Most of my regular readers know that I not only write this blog but I also lead a church (Numinous), travel and speak some (hit me up…I’d love to speak to your group) and also work as a history professor at Valencia College. For the past 10 months, I have been serving as the President of all the Faculty at the College. It’s been an honor and yet, at the same time, I am eager to return to the classroom. Students are our future and I believe that my ideas and philosophies about life are crucial lessons to help guide them into the rest of their lives.
So, you can imagine how excited I was when I recently got the opportunity to be a substitute professor for a peer who just had her third child. For a five week period, I get to teach again in the classroom and man, am I having fun. But, to the students, it’s been a shock to the system.

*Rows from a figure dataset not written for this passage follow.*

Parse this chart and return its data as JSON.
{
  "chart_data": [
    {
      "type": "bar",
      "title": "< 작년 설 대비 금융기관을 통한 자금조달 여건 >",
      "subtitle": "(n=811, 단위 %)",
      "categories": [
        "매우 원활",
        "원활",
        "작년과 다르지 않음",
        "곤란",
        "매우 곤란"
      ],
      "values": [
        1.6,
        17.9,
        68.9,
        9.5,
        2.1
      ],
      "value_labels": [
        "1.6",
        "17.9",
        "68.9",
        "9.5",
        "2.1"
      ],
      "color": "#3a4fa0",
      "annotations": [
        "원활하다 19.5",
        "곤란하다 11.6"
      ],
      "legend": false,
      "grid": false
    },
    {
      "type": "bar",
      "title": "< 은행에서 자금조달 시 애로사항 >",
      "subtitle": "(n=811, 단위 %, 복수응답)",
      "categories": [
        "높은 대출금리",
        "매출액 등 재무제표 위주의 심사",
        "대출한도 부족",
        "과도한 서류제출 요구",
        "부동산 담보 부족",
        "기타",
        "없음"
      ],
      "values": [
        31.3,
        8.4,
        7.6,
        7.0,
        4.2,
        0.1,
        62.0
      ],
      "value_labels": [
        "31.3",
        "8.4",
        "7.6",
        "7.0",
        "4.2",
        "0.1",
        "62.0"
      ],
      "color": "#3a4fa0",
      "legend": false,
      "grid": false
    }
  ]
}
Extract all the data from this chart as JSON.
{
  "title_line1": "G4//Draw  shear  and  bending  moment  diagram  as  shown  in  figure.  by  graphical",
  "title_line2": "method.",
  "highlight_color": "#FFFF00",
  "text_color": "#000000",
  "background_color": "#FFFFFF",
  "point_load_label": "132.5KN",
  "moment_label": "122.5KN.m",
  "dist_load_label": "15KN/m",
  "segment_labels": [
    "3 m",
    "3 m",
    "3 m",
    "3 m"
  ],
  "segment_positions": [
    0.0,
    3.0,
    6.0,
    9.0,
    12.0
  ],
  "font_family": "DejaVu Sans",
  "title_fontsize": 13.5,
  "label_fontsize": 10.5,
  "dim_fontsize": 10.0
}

Now, to be clear, my peer is an amazing professor, someone whom I have mentored some and find to be as eager for her students to find life-success as I. But, as you know, no two people are the same.
After the first day, I told my wife Kim that I thought several of the students seemed to enjoy my style. Others, however, had this panicked look of fear, a dear-in-the-headlights stare of “oh my gosh, what nightmare has just invaded my peaceful history class.” LOL It was a shock to their system.
Perhaps no where has that been true than in what is my very high expectation that each student value their own learning, value their own future goals so much, that they put a personal investment into the work. We, as a country, have so doomed ourselves by acting as if academic learning is something that is easy, and that the student has no reason to put a personal investment in the story. Case in point…year after year, and in this class right here, I find a somewhat stunned reaction when they understand that I won’t spoon feed them the answers to the exam. They can’t believe that I actually expect them to take notes, that I won’t merely give them my notes or my powerpoint slides.
One of the lessons from Mexico that stuck with me was how far we, as the USA, have grown away from the land. While there, many moments demonstrated how Mexico is still (at least where I was) mostly an agrarian society that understands one cannot lose touch with the land. When you know you worked all year to grow and harvest a certain crop, you don’t later turn your nose up at a meal comprised of that crop, nor do you only eat half and throw the rest away. When someone provides you with fruit from their trees or even a cow for meat, you realize that is a huge gift from their own “savings,” their own investments.
That idea of being distant from the land has had many impacts on us, none less critical than we no longer value the hard effort it takes to accomplish something. Oh sure, many still get it….they spend hours working to perfect a trick on their skateboard or to become an amazing photographer or to play the guitar well. Yet, by and large, we have become a society that is indulgent (merely giving in to whatever whim or wish we have), expecting others to do for them, to give to them….entitled. When you are close to the land, realizing that whatever future success you are going to have will come due to diligent effort now, you don’t approach things with any sense of entitlement. Rather, you know whatever you face, it will take hard work.
This lack of comprehension about hard work is what these students are now facing. Unlike my peer, for me the students have to prepare for class every day and bring that work with them to class as proof that they were ready. It’s a simple thing….just like going out every day to pull weeds in the garden or sitting down to practice scales on the piano….and yet, if you have grown up thinking you can pretty much get a passing grade simply by showing up…..well, it’s a shock to the system.
I know these kids will do well; already most seem to have geared up in the work. And, I believe my peer does push them in her own way. But what about you? Are you pushing yourself? I hope so….or at the very least, my articles are for you a shock to the system.